Antithesis, a company that tests distributed systems by injecting faults and watching what breaks, hit a wall with Google BigQuery. Their testing platform creates branching trees of timelines, and they needed to query relationships within those trees. Parent pointers and recursive queries are the natural approach, but BigQuery is built for parallel scans, not point lookups. Walking up a tree one node at a time means O(depth) full table scans. That's not a query. That's a billing nightmare.
CEO Will Wilson's solution was to invent what he calls a 'skiptree,' a generalization of skiplists applied to tree structures. Skiplists add express lanes to linked lists for O(log n) search. Skiptrees do the same for trees. The idea is to create multiple levels of the tree, where each level has roughly half the nodes of the level below. Each level gets its own SQL table with columns tracking ancestors at the next level up. Ancestor queries become a fixed number of JOINs. Wilson says they needed about 40 JOINs, but that beats the alternative of scanning your entire dataset dozens of times.

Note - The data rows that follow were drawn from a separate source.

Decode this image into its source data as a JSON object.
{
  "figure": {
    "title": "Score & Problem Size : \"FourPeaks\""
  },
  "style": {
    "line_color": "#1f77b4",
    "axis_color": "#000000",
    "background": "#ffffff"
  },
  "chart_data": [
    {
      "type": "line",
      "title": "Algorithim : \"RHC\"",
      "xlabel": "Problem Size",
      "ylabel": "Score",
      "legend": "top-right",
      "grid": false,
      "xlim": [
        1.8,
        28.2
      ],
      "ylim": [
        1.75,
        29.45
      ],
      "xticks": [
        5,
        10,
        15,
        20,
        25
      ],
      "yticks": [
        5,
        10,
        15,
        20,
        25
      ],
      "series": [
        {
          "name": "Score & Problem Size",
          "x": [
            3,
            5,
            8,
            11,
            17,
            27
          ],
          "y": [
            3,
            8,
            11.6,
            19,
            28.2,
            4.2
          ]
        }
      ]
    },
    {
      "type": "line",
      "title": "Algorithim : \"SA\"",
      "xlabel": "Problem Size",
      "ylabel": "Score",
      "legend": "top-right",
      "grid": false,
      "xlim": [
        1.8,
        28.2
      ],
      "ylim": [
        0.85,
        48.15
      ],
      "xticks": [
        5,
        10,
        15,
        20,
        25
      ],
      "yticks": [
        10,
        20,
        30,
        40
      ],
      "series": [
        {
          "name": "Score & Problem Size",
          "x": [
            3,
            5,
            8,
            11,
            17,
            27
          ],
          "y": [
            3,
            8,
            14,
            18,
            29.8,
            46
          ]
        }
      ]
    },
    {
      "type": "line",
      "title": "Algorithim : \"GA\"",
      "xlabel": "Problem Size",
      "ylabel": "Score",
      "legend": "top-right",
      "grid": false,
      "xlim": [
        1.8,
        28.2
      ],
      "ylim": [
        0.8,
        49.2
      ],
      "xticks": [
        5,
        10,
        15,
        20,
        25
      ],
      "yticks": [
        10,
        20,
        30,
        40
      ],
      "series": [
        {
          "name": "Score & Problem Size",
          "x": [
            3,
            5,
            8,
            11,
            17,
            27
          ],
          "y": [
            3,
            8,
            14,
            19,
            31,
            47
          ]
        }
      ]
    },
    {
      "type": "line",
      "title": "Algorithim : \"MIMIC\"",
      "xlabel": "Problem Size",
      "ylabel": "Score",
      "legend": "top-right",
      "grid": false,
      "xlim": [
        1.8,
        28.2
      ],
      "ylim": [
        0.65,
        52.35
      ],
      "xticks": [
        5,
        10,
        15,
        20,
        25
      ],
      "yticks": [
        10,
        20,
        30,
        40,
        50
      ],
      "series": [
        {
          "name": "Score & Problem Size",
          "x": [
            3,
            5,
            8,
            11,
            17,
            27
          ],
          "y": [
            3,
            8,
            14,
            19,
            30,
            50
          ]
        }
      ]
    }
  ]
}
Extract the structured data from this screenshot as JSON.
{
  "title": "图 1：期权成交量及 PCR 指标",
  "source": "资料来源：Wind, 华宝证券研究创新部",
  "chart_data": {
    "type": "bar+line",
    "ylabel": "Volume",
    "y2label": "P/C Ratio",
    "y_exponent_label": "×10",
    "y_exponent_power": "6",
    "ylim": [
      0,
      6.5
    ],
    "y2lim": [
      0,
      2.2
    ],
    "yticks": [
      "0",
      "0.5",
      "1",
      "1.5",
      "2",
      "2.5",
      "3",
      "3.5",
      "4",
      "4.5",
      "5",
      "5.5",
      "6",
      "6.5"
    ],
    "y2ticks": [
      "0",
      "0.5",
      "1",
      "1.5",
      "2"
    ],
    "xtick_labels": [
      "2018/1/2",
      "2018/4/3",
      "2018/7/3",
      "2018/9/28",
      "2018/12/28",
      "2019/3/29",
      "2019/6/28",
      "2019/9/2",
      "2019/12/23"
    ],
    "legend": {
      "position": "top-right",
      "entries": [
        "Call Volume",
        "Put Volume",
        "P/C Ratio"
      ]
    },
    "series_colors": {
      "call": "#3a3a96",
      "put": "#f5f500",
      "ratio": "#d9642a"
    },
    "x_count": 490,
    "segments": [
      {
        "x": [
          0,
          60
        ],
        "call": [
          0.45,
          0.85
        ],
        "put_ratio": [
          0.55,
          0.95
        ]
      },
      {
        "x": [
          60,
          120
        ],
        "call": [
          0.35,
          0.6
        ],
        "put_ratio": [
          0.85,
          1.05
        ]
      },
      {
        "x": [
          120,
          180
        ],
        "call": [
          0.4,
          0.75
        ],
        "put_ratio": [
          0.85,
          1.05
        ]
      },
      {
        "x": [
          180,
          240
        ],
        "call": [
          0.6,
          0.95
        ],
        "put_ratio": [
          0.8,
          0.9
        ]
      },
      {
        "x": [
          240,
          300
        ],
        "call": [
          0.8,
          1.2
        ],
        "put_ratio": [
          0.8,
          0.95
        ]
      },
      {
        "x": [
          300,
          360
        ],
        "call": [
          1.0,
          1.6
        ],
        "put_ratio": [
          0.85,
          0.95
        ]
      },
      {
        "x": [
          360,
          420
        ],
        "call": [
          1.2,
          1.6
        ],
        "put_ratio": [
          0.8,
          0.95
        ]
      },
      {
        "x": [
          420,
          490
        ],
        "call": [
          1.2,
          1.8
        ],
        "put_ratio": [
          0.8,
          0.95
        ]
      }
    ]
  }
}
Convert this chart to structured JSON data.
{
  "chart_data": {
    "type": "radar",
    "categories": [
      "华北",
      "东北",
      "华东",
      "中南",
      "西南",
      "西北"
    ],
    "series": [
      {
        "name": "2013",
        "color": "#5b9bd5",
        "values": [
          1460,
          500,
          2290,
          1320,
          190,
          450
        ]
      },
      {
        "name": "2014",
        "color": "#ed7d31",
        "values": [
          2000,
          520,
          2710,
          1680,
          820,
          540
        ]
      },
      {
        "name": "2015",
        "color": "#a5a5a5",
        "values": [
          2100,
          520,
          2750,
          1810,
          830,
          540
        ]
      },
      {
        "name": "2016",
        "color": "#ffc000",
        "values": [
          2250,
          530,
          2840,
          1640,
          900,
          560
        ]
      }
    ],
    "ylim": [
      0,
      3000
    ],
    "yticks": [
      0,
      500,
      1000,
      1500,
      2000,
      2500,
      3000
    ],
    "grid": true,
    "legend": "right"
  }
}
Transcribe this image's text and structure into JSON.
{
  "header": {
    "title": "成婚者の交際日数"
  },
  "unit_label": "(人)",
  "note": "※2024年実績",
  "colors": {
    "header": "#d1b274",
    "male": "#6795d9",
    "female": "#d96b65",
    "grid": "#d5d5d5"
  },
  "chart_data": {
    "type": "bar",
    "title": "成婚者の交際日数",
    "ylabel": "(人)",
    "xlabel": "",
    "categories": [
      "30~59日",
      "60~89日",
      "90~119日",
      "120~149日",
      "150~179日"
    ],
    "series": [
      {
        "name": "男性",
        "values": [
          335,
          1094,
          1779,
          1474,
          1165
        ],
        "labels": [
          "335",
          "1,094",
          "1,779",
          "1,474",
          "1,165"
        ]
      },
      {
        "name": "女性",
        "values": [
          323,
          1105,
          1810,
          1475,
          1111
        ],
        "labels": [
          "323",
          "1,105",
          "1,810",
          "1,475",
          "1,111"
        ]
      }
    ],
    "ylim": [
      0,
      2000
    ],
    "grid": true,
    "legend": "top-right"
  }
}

They ran this setup for six years. Six years of production queries against a data structure most developers have never heard of. Eventually they built Pangolin, their own analytic database purpose-built for hierarchical data. BigQuery's limitations pushed them toward it. Pangolin uses columnar storage optimized for ingesting event logs and pulling specific system states across execution branches. The skiptree hack bought them years of runway. Then they built something that speaks tree natively.